ROVIGO – Presentato a Palazzo Casalini “L’ordine innaturale degli elementi”, il romanzo dell’autrice Barbara Buoso, edito da Baldini+Castoldi (2014). «Senza dubbio alcuno, un libro interessante e vero come colei che lo ha scritto», queste le parole di Chiara Paparella, l’ideatrice della rassegna “Quello che le donne scrivono”, nell’introdurre la quarta serata ed ennesimo sold-out del ciclo di incontri letterari al femminile, nato dalla proficua collaborazione tra l’Associazione Culturale “CRAMS” e BVR Banca Veneto Centrale.

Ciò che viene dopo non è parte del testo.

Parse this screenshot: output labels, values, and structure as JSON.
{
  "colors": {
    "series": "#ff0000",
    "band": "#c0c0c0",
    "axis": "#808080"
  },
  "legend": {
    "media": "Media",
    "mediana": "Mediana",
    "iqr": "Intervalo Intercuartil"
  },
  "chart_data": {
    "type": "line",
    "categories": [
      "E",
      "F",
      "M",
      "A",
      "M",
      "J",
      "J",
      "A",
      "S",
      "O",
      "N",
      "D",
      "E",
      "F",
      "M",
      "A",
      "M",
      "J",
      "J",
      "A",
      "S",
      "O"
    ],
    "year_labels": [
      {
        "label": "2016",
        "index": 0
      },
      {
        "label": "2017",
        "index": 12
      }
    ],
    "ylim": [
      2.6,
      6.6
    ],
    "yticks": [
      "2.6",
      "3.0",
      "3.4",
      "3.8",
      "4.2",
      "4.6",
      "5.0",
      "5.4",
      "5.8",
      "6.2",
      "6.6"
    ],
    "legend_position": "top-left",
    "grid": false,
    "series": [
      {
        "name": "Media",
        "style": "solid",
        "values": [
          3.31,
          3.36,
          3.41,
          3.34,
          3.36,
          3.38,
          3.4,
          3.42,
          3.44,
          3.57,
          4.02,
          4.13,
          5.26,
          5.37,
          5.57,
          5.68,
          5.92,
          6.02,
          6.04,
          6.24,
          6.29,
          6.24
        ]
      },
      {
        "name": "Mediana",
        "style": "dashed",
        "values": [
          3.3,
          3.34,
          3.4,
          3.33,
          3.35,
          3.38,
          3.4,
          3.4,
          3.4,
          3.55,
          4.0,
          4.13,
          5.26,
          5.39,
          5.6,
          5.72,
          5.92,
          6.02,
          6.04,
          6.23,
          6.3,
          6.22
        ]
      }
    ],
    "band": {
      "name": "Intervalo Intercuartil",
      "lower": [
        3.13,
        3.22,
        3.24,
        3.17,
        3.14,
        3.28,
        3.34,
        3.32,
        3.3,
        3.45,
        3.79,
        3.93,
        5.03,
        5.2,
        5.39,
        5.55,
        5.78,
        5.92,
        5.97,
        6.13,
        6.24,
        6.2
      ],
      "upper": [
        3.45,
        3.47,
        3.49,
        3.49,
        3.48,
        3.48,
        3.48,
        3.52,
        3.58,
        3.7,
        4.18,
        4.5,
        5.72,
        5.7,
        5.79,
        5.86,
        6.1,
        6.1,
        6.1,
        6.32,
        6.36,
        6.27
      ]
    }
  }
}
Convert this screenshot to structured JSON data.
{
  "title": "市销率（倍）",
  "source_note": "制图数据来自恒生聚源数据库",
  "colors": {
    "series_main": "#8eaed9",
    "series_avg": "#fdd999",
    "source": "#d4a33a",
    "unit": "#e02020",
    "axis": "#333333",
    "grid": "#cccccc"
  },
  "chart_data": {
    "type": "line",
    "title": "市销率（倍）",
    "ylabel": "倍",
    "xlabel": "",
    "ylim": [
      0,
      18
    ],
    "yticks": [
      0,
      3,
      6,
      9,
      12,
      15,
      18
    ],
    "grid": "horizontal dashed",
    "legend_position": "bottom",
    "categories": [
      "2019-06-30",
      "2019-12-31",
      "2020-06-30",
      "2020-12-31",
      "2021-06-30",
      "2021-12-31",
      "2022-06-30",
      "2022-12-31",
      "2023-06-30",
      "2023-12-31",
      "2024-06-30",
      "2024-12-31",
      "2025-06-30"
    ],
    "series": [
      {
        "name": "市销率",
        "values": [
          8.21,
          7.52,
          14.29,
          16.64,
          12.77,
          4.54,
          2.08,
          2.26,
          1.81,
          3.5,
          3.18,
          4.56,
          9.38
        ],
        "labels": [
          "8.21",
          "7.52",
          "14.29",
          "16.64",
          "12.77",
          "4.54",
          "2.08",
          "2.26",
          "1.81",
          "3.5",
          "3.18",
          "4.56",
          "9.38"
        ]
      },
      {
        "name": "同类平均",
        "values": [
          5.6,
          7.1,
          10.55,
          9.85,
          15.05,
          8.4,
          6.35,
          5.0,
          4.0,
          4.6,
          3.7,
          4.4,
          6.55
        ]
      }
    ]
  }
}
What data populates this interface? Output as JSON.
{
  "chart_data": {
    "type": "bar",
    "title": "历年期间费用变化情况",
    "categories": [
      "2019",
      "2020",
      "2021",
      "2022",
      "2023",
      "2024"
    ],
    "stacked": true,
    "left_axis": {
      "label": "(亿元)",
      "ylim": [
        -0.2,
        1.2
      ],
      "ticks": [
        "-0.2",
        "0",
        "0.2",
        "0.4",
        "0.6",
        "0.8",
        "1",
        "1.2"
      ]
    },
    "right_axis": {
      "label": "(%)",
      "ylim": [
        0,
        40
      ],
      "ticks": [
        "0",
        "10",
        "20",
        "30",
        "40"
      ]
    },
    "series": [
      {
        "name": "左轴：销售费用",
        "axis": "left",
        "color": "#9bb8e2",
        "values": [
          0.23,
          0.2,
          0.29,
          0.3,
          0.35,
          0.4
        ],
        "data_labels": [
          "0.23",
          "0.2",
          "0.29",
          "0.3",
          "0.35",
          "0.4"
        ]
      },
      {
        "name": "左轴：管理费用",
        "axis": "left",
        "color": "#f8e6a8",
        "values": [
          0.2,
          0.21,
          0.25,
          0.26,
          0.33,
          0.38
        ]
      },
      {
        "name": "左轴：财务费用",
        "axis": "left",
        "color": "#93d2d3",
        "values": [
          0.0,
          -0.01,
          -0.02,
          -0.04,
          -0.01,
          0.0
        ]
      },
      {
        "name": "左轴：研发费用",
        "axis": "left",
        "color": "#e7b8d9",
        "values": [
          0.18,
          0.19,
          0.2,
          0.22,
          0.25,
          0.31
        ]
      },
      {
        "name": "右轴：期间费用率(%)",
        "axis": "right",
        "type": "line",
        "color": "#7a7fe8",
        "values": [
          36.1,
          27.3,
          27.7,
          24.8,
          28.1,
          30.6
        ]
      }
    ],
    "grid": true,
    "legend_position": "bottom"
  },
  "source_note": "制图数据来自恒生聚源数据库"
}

«La nostra associazione – ha spiegato Paparella – da qualche anno è particolarmente attenta alle questioni relative all’inclusione e alla parità di genere proprio in ambito culturale. A nessuno può sfuggire il poco spazio offerto alle scrittrici, soprattutto a quelle locali, nelle librerie, nelle rassegne e negli eventi letterari che si sviluppano sul territorio. La nostra iniziativa nasce proprio con l’obiettivo di puntare i riflettori su queste autrici, nate o residenti o formatesi culturalmente in Polesine, capaci di raccontare e presentare nuovi punti di vista e modi di pensare, che tengano conto e valorizzino l’approccio diverso delle donne al mondo. Ringrazio BVR Banca Veneto Centrale per aver creduto nel nostro progetto».

A condurre la serata e a interloquire con l’autrice è stata poi Elisa Barion. Tra l’autrice e la giornalista è scaturito un dialogo molto intenso e coinvolgente, che ha condotto il numeroso e attento pubblico presente in sala a confrontarsi con le vicende di Caterina, la giovanissima protagonista della storia narrata dalla Buoso.

«Oggi è normale sentir parlare di patriarcato e maschilismo, due aspetti socio-culturali che permeano le nostre società, ghettizzando uomini e donne in ruoli e stereotipi di genere che ne soffocano la libertà – ha detto Elisa Barion, nel presentare la protagonista della serata – Ebbene, Barbara Buoso in questo libro, scritto ben 10 anni fa, attraverso la storia di Caterina gettava già allora una pesante accusa proprio a quella cultura patriarcale, sviscerandone i tantissimi risvolti che caratterizzavano un mondo contadino lontano e vicinissimo: il Polesine degli anni Settanta».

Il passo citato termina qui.